The swine flu outbreak in Dunoon continues- more cases confirmed today. The Dunoon rumour mill has had a field day. I have really enjoyed hearing all the different versions of the same stories- you hear them in the queues at supermarkets, in the street, and in offices.
It is difficult to know whether we are over reacting, or under reacting. The school kids who have been told to go home, and not to associate with others are clearly ignoring this advice en masse- apart from my daughter, much to her disgust! I even heard about one girl in her year working as a waitress! I kid you not!

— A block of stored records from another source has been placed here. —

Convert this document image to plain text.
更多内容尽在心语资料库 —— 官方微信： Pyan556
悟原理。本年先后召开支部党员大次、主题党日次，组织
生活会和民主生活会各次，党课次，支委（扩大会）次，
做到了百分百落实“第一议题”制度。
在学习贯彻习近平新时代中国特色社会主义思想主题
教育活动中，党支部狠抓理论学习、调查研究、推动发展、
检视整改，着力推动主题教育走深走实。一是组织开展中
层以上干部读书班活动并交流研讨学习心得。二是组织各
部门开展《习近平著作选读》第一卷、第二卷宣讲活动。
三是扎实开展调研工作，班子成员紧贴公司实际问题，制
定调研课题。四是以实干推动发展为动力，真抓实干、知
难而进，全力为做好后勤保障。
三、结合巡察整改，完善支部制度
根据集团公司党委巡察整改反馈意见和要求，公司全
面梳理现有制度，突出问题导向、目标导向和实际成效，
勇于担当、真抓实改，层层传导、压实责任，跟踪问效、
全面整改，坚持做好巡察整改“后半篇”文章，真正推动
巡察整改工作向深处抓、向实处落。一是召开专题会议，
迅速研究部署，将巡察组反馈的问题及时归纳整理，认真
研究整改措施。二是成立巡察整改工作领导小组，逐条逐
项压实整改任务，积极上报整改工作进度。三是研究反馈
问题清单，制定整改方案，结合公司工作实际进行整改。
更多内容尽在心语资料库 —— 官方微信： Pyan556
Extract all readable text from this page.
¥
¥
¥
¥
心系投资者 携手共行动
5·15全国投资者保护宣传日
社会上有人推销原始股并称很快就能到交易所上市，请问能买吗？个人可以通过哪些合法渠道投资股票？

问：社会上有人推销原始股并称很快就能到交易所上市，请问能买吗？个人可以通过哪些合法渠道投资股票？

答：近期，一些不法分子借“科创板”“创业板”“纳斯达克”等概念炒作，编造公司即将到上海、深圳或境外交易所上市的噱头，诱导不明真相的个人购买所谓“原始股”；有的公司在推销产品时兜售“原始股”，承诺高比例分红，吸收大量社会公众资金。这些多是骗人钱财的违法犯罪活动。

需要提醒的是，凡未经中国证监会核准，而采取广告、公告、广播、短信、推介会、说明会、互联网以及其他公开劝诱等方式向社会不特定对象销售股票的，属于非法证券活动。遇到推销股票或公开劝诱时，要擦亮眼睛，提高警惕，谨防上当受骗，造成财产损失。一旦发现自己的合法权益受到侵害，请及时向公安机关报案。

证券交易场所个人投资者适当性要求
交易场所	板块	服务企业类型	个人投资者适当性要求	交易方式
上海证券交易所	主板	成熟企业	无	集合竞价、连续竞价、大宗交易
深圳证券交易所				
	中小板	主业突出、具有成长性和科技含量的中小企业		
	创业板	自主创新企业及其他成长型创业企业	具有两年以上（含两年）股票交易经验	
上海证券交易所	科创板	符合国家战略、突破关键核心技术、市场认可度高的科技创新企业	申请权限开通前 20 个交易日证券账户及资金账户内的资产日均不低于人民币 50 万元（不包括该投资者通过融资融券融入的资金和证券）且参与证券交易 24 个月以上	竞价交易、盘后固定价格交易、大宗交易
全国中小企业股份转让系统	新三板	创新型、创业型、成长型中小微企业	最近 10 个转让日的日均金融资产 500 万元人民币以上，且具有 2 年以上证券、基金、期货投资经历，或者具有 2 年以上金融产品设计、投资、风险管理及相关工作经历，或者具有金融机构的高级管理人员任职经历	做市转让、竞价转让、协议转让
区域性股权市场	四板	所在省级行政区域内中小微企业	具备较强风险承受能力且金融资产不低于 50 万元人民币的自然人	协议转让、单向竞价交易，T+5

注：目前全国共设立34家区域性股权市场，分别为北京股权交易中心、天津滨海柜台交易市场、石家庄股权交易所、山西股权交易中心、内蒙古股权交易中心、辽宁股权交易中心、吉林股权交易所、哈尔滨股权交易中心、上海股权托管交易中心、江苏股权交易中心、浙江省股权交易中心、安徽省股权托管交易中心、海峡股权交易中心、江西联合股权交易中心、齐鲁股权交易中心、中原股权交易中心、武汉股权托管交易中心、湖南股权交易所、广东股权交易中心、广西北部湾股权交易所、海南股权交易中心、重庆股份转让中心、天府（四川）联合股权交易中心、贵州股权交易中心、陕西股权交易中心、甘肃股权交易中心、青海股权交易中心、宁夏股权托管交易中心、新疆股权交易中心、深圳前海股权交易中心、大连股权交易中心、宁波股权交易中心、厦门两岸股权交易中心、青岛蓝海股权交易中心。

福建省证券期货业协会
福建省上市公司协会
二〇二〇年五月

Although, this being Dunoon, this story may well not be true.
The jokes have started too- the obvious ones are football related- the judgement of God on all Rangers fans, or the fact that God is a Celtic supporter, and has contaminated Ibrox to ensure that they win something next year. ( The link here, in case you missed it, is the fact that the outbreak here is linked to a bus full of Rangers supporters who travelled together from Dunoon.)
Then there have been the rather more pompous jokes about links to other plagues through history-
It did remind me of the story of the village of Eyam in Derbyshire close to where Michaela and I grew up. The story of the sacrifice made by the villagers there had entered into folklore to such an extent that it was the destination of many a school trip.

Here is the story as told here.
Eyam, a village in Derbyshire, was also badly affected by the great plauge of 1665 even though the disease is most associated with its impact on London. The sacrifices made by the villages of Eyam may well have saved cities in northern England from the worst of the plague.
At the time of the plague, the village had a population of about 350. The most important person in the village was the church leader – William Mompesson.
In the summer of 1665, the village tailor received a parcel of material from his supplier in London. This parcel contained the fleas that caused the plague. The tailor was dead from the plague within one week of receiving his parcel. By the end of September, five more villagers had died. Twenty three died in October.
Some of the villagers suggested that they should flee the village for the nearby city of Sheffield. Mompesson persuaded them not to do this as he feared that they would spread the plague into the north of England that had more or less escaped the worst of it. In fact, the village decided to cut itself off from the outside would. They effectively agreed to quarantine themselves even though it would mean death for many of them.
The village was supplied with food by those who lived outside of the village. People brought supplies and left them at the parish stones that marked the start of Eyam. The villages left money in a water trough filled with vinegar to steralise the coins left in them. In this way, Eyam was not left to starve to death. Those who supplied the food did not come into contact with the villagers.
Eyam continued to be hit by the plague in 1666. The rector, Mompesson, had to bury his own family in the churchyard of Eyam. His wife died in August 1666. He decided to hold his services outside to reduce the chances of people catching the disease.
Eyam Church where plague victims are buried
By November 1666, the plague was considered at an end. 260 out of 350 had died in the village but their sacrifice may well have saved many thousands of lives in the north of England. Mompesson did survive. He wrote towards the end of the village’s ordeal:
Now, blessed be God, all our fears are over for none have died of the plague since the eleventh of October and the pest-houses have long been empty.
How would Mompesson fare if he tried to persuade we Dunoon folk to close up the borders and sit out the infection, burying our dead as we went?
Not very well I suspect. But then again- who knows, we Brits tend to be at out best at times of adversity, or so we like to think.